O hábito e o monge

|Hélio Bernardo Lopes|
É muito corrente, nas tomadas de posição das pessoas, admitir, ao menos implicitamente, a ideia de que o hábito faz o monge. E, como se sabe, a realidade é a contrária: o hábito não faz o monge.

Comecei com esta realidade oriunda da experiência da vida por via do debate que teve lugar, na noite do passado sábado, com Augusto Mateus, Maria João Valente Rosa e Maria Manuel Mota, todos moderados por Alberta Marques Fernandes, com o debate centrado num trabalho recentemente dado à estampa, e que também foi permitindo chegar à realidade grega. Pelo menos, indiretamente.

A dado passo, Augusto Mateus referiu a existência de um (suposto) erro na apreciação do estado do País. Assim, em termos absolutos nós teremos subido imenso de há uns anos para cá, mas em termos relativos a posição mantém-se. Bom, caro leitor, achei uma tremenda graça a este preciosismo, porque o mesmo constitui uma analogia entre, por exemplo, uma grande equipa portuguesa de futebol e uma outra europeia, em que a nossa tivesse tido uma subida enorme em termos absolutos – treino, tática, preparação física, etc. –, mas em que ficava sempre em penúltimo em certo certame desportivo. No fundo, ficava na mesma posição relativa de sempre.

Um pouco adiante, Maria Manuel Mota fez uma referência aos países nórdicos, o que gerou em Augusto Mateus uma tomada prévia de posição, salientando não gostar muito de comparações do tipo norte-sul, embora logo garantindo não ser essa a intenção da bióloga. O grande problema de Mateus, porém, está na História. Ela não deixa que se construam com facilidade teorias generalizadamente aceites sobre certos temas.

Faltou na argumentação de Augusto Mateus e dos restantes presentes no painel o reconhecimento de que o hábito não faz o monge. Basta que se pense, por exemplo, em muitas das famílias que conhecemos, ou de que temos conhecimento. Existem pessoas excecionais e que atingiram lugares cimeiros na sociedade, mas oriundas do ambiente mais humilde que possa imaginar-se. E existem famílias onde existiu tudo desde a mais tenra idade, e onde em cinco filhos surgiu um genial e quatro que simplesmente são ilustres desconhecidos. E a causa disto é que o hábito não faz o monge.

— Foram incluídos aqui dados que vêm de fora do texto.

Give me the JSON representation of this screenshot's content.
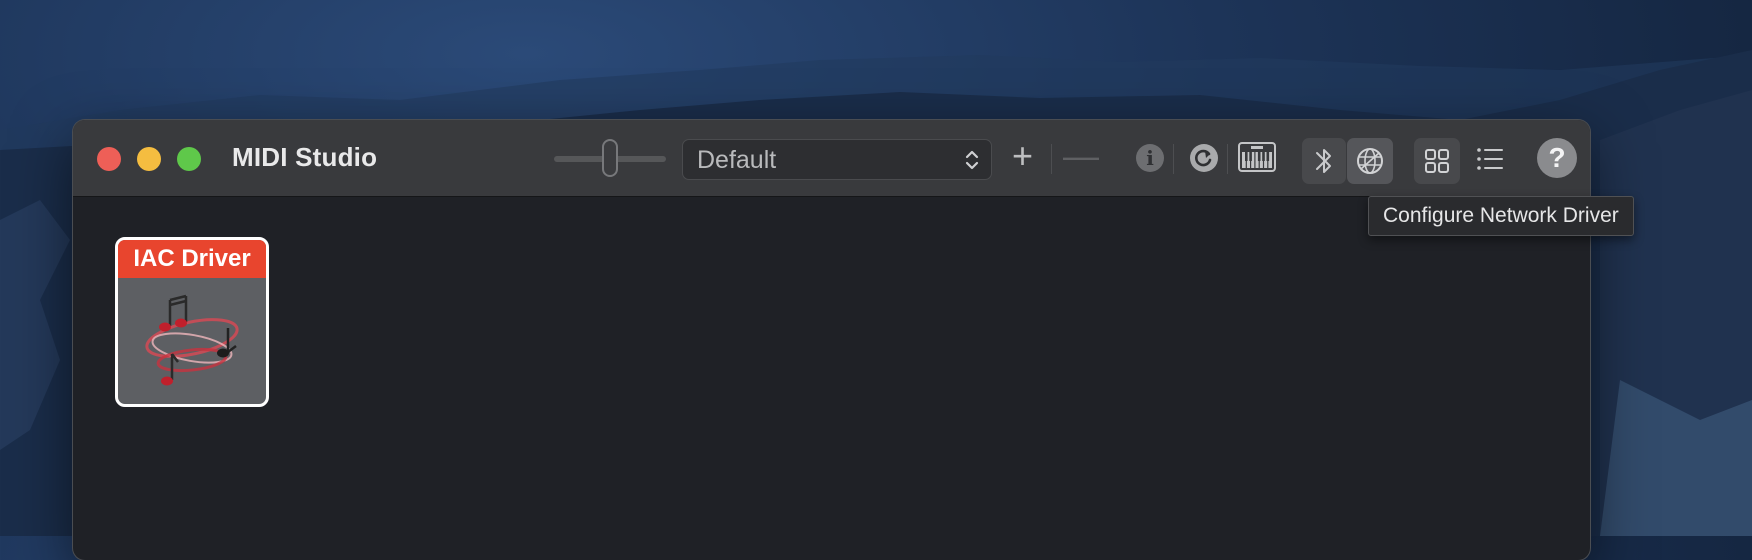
{
  "window": {
    "title": "MIDI Studio"
  },
  "toolbar": {
    "configuration": "Default",
    "add_label": "+",
    "remove_label": "—",
    "info_label": "i",
    "help_label": "?",
    "icons": {
      "slider": "icon-size-slider",
      "add": "plus-icon",
      "remove": "minus-icon",
      "info": "info-icon",
      "rescan": "rescan-icon",
      "keyboard": "midi-keyboard-icon",
      "bluetooth": "bluetooth-icon",
      "network": "globe-icon",
      "icon_view": "grid-icon",
      "list_view": "list-icon",
      "help": "help-icon"
    }
  },
  "tooltip": "Configure Network Driver",
  "devices": [
    {
      "name": "IAC Driver",
      "icon": "music-notes-swirl-icon"
    }
  ],
  "colors": {
    "close": "#ee5f57",
    "minimize": "#f5bd40",
    "zoom": "#5fc84a",
    "device_header": "#e8452e"
  }
}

O grande mal de Portugal esteve ali bem espelhado, neste preciso painel de gente individualmente superior: nós não somos só nós e a nossa circunstância, porque podemos ser tão bons como os melhores. Ou mesmo superiores. Bom, estamos na União Europeia, até temos o euro, mas não temos futuro, vivendo com uma mão à frente e outra atrás, sempre à espera do pior num dia que deverá chegar.

Sem que o que vou agora escrever seja mais que o resultado de um mero acaso, transcrevo aqui uma conversa de Salazar com políticos próximos de si, a propósito das garantias que lhe foram dadas por George Ball, quando este falou com o antigo líder do Governo Português: Está claro que se aceitássemos o caminho dos americanos, em troca do Ultramar, choveriam aqui dólares, receberíamos umas tantas centenas de milhões. Ficaríamos todos para aí inundados de dólares e de graça. E sabe? Os que vierem depois de nós ainda haveriam de dizer: “afinal, era tudo tão fácil, não se percebe mesmo porque é que aqueles tipos não fizeram isto mais cedo”. Mas os dólares iam-se num instante, deixavam umas fábricas e umas pontes, e depois começava a miséria. Duraria o ouro dois ou três anos. Depois era a miséria, a miséria e a dependência do estrangeiro.

Estas palavras de Salazar aparecem citadas, logo ao início, na obra, JONAS SAVIMBI – No lado errado da História, de Emídio Fernando, publicado em Portugal pela D. Quixote. Mas elas permitem que nos interroguemos deste modo: onde é que nós já vimos isto? Um dado é certo: depois da Segunda Guerra Mundial, com os dinheiros do Plano Marshall – e com os perdões, como há dias referiu Tsipras no Parlamento Europeu – não se deu na Alemanha o que Salazar referiu naquela sua conversa. Se João Cravinho tivesse que comentar esta disparidade, diria como um dia respondeu a Mário Crespo: pois é, Hélio, é que na Alemanha há alemães, ao passo que em Portugal há portugueses.

Creio que tudo isto e o resto a que se está a assistir na famigerada União Europeia mostra uma realidade simples: esta estrutura de Estados nacionais é como um combate de boxe sem os boxeurs classificados por pesos. E, como facilmente se percebe, em condições de boa preparação, um pesado destrói um peso-mosca. Augusto Mateus e os que o acompanhavam no programa voltou a esquecer que a cultura de um povo e o seu nodo de estar na vida são entidades fortemente entrópicas.